What Lies Beneath literally lies beneath the Hirschfeld gallery’s ceiling, below the loft of its central lightwell and the windows that give light and air to her work. It is a massive handmade and organic keel-like collection of thousands of specifically-sized paper triangles dyed in shades of blue-green, coated in shellac and stapled at multiple points, one to another. Like stained glass panes, its pieces combine to suffuse the gallery with the blue light of an above-water underwater world, a fragile yet indomitable world of paper and story.

As you enter the gallery O’Connor’s sculpture seems to float before you. The heel of its keel dynamically points forwards, towards the long run of it, referencing exploratory journeys made through time. On cue you can walk just below it, look up towards the ceiling, take in its many cell-like triangular components, and see the tiny cracks of bright white light that sometimes appear between them. You can watch it yaw in the breeze, and listen to it quietly whisper and creak.

O’Connor’s sculpture successfully brings a visitor’s consciousness and understanding of the gallery space to life, while it is brought to a fuller life in that space. Attention is drawn to the architecture of the space and its ability to enclose and enable an individual’s sensorial experience. But perhaps most effectively, attention is drawn to an artwork that produces the kind of space Lefebvre has described as a container of possible meanings, and a node on a network that brings together human knowledge and history in relation to real and imagined geographies. For What lies Beneath not only provides a window on a world that is hidden yet imagined and mythologized, but it also clearly evokes a southern pole encircled by floating masses of dynamic and multi-faceted sea ice, a frozen continent that appeared on maps centuries before Antarctica was first sighted in 1820.

New Zealand is not far from Antarctica: a geography that has been real to some and imagined by many. Some stories are well known, including that of Captain Robert Scott’s ill-fated expedition of 1912. After arriving at the South Pole little more than a month after Norwegian explorer Roald Amundsen, the remaining party of four perished in their tent only eleven miles from their food store, finally defeated by a blizzard. Only days before, the incapacitated Captain Lawrence Oates had sacrificed his life for the good of his colleagues, walking out of their tent and famously saying “I am just going outside and may be some time.” As O’Connor has said, she is mindful of this story and the fact that the explorers’ bodies and final camp, which was buried by a search party under a cross-topped snow cairn almost a century ago, could now be under thirty metres of ice and more than fifty kilometres from the location of their death. As the artist herself speculates, it is possible that one day their bodies will reach the Ross Sea and continue their journey within a monumental iceberg.

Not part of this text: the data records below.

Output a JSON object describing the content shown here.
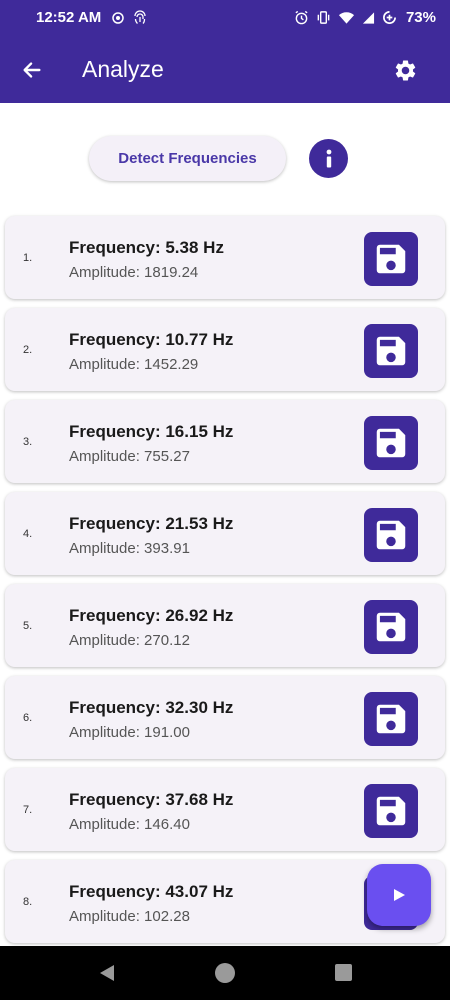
{
  "status_bar": {
    "time": "12:52 AM",
    "battery": "73%"
  },
  "app_bar": {
    "title": "Analyze"
  },
  "actions": {
    "detect_label": "Detect Frequencies"
  },
  "results": [
    {
      "index": "1.",
      "frequency": "Frequency: 5.38 Hz",
      "amplitude": "Amplitude: 1819.24"
    },
    {
      "index": "2.",
      "frequency": "Frequency: 10.77 Hz",
      "amplitude": "Amplitude: 1452.29"
    },
    {
      "index": "3.",
      "frequency": "Frequency: 16.15 Hz",
      "amplitude": "Amplitude: 755.27"
    },
    {
      "index": "4.",
      "frequency": "Frequency: 21.53 Hz",
      "amplitude": "Amplitude: 393.91"
    },
    {
      "index": "5.",
      "frequency": "Frequency: 26.92 Hz",
      "amplitude": "Amplitude: 270.12"
    },
    {
      "index": "6.",
      "frequency": "Frequency: 32.30 Hz",
      "amplitude": "Amplitude: 191.00"
    },
    {
      "index": "7.",
      "frequency": "Frequency: 37.68 Hz",
      "amplitude": "Amplitude: 146.40"
    },
    {
      "index": "8.",
      "frequency": "Frequency: 43.07 Hz",
      "amplitude": "Amplitude: 102.28"
    }
  ],
  "icons": {
    "back": "arrow-back-icon",
    "settings": "gear-icon",
    "info": "info-icon",
    "save": "floppy-disk-icon",
    "play": "play-icon"
  },
  "colors": {
    "primary": "#3f2a9a",
    "fab": "#6a4ff0",
    "card_background": "#f5f2f8",
    "detect_text": "#4a38a8"
  }
}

In the process of making What Lies Beneath, O’Connor has successfully considered and connected stories both told and yet to be told. With its many components and detailed construction, O’Connor’s work becomes the embodiment of a process, the following of a trajectory of thought. Indeed, its form and effect does reflect and transform the artist’s many months of reading, journal browsing and film watching. While dying and cutting templates from thousands of pieces of paper, she has allowed images and descriptions of Antarctica to immerse her in a space of light and ice, both material and imagined.

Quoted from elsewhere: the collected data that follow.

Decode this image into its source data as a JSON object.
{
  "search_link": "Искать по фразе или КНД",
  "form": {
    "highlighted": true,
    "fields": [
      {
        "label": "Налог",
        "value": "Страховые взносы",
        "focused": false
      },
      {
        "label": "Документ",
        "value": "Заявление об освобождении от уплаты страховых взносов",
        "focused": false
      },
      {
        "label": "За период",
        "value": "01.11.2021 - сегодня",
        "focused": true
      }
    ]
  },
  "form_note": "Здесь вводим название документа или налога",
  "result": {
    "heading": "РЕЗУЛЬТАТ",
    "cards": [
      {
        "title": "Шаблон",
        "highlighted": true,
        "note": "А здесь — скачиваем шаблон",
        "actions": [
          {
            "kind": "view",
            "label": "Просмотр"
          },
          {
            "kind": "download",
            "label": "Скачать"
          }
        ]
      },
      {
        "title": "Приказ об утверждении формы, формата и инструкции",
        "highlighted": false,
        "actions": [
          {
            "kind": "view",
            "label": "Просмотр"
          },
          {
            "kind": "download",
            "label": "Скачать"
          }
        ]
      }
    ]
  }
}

Extending the thought process and life of What Lies Beneath, companion works are being exhibited at The North Wall Arts Centre Gallery in Oxford, England and at Mahara Gallery in Waikanae. The North Wall installation evokes the possibility of Scott and his colleagues one day floating home to England, not in a single berg but in five smaller forms, a memorial for each. In engaging with this multi-locational play, O’Connor explores space as polylocative: as a series of locations, like nodes on a network, that fluctuate between the real and the imagined, and the past, present and future. With What Lies Beneath, and her other material imaginings, O’Connor brings the full life of space to the eye and consciousness in a way that I speculate, would delight no less than the late Lefebvre.